Protein based therapeutics have successfully improved the quality of life for patients of monogenic disorders like hemophilia, Pompe and Fabry disease. However, a significant proportion of patients develop immune responses towards intravenously infused therapeutic protein, which can complicate or neutralize treatment and compromise patient safety. Strategies aimed at circumventing immune responses following therapeutic protein infusion can greatly improve therapeutic efficacy. In recent years, antigen-based oral tolerance induction has shown promising results in the prevention and treatment of autoimmune diseases, food allergies and can prevent anti-drug antibody formation to protein replacement therapies. Oral tolerance exploits regulatory mechanisms that are initiated in the gut associated lymphoid tissue (GALT) to promote active suppression of orally ingested antigen. In this review, we outline general perceptions and current knowledge about the mechanisms of oral tolerance, including tissue specific sites of tolerance induction and the cells involved, with emphasis on antigen presenting cells and regulatory T cells. We define several factors, such as cytokines and metabolites that impact the stability and expansion potential of these immune modulatory cells. We highlight preclinical studies that have been performed to induce oral tolerance to therapeutic proteins or enzymes for single gene disorders, such as hemophilia or Pompe disease. These studies mainly utilize a transgenic plant-based system for oral delivery of antigen in conjugation with fusion protein technology that favors the prevention of antigen degradation in the stomach while enhancing uptake in the small intestine by antigen presenting cells and regulatory T cell induction, thereby promoting antigen specific systemic tolerance.
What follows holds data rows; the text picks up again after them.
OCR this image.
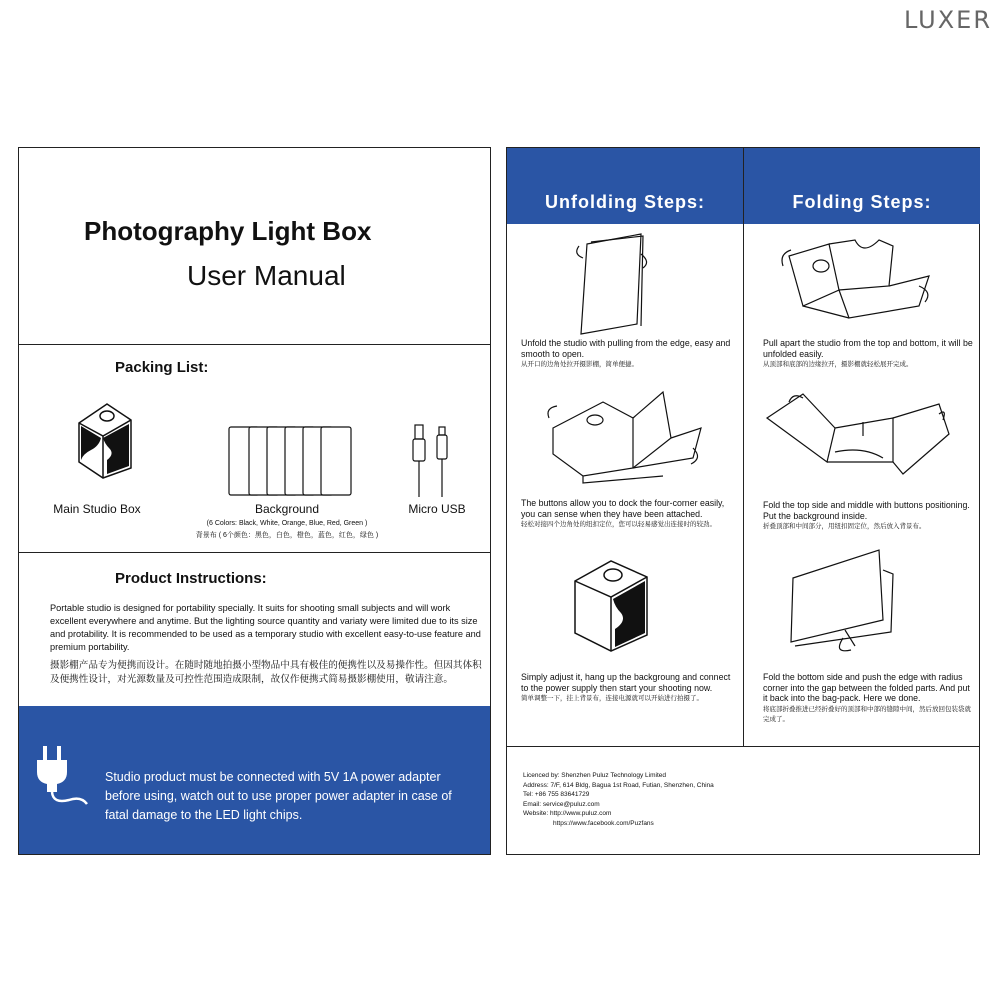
LUXER
Photography Light Box
User Manual
Packing List:
Main Studio Box	Background
(6 Colors: Black, White, Orange, Blue, Red, Green )
背景布 ( 6个颜色：黑色，白色，橙色，蓝色，红色，绿色 )
Micro USB
Product Instructions:
Portable studio is designed for portability specially. It suits for shooting small subjects and will work excellent everywhere and anytime. But the lighting source quantity and variaty were limited due to its size and protability. It is recommended to be used as a temporary studio with excellent easy-to-use feature and premium portability.
摄影棚产品专为便携而设计。在随时随地拍摄小型物品中具有极佳的便携性以及易操作性。但因其体积及便携性设计，对光源数量及可控性范围造成限制，故仅作便携式简易摄影棚使用，敬请注意。
Studio product must be connected with 5V 1A power adapter before using, watch out to use proper power adapter in case of fatal damage to the LED light chips.
Unfolding Steps:	Folding Steps:
Unfold the studio with pulling from the edge, easy and smooth to open.
从开口的边角处拉开摄影棚，简单便捷。
The buttons allow you to dock the four-corner easily, you can sense when they have been attached.
轻松对接四个边角处的纽扣定位，您可以轻易感觉出连接时的较劲。
Simply adjust it, hang up the backgroung and connect to the power supply then start your shooting now.
简单调整一下，挂上背景布，连接电源就可以开始进行拍摄了。
Pull apart the studio from the top and bottom, it will be unfolded easily.
从顶部和底部的边缘拉开，摄影棚就轻松展开完成。
Fold the top side and middle with buttons positioning. Put the background inside.
折叠顶部和中间部分，用纽扣固定位，然后放入背景布。
Fold the bottom side and push the edge with radius corner into the gap between the folded parts. And put it back into the bag-pack. Here we done.
将底部折叠推进已经折叠好的顶部和中部的缝隙中间，然后放回包装袋就完成了。
Licenced by: Shenzhen Puluz Technology Limited
Address: 7/F, 614 Bldg, Bagua 1st Road, Futian, Shenzhen, China
Tel: +86 755 83641729
Email: service@puluz.com
Website: http://www.puluz.com
https://www.facebook.com/Puzfans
基于蛋白质的治疗方法已成功改善了单基因疾病患者的生活质量,如血友病、庞贝病和法布雷病。然而,相当一部分患者对静脉输注的治疗性蛋白质产生免疫反应,这可能会使治疗复杂化或中和治疗效果,并危及患者安全。旨在避免治疗性蛋白质输注后免疫反应的策略可以极大地提高治疗效果。近年来,抗原为基础的口服耐受诱导在预防和治疗自身免疫性疾病、食物过敏方面显示出良好的效果,并可防止针对蛋白质替代疗法的抗药物抗体形成。口服耐受利用在肠相关淋巴组织 (GALT) 中启动的调节机制,促进对口服摄入抗原的主动抑制。在这篇综述中,我们概述了口服耐受的一般认识和当前知识,包括诱导耐受的组织特异性部位和涉及的细胞,重点介绍抗原呈递细胞和调节性 T 细胞。我们定义了几种影响这些免疫调节细胞的稳定性和扩增潜力的因素,如细胞因子和代谢物。我们强调了已进行的用于诱导对单基因疾病(如血友病或庞贝病)治疗性蛋白质或酶的口服耐受的临床前研究。这些研究主要利用转基因植物系统进行抗原口服给药,结合融合蛋白技术,有利于防止抗原在胃中降解,同时通过抗原呈递细胞和调节性 T 细胞诱导增强在小肠中的摄取,从而促进抗原特异性全身耐受。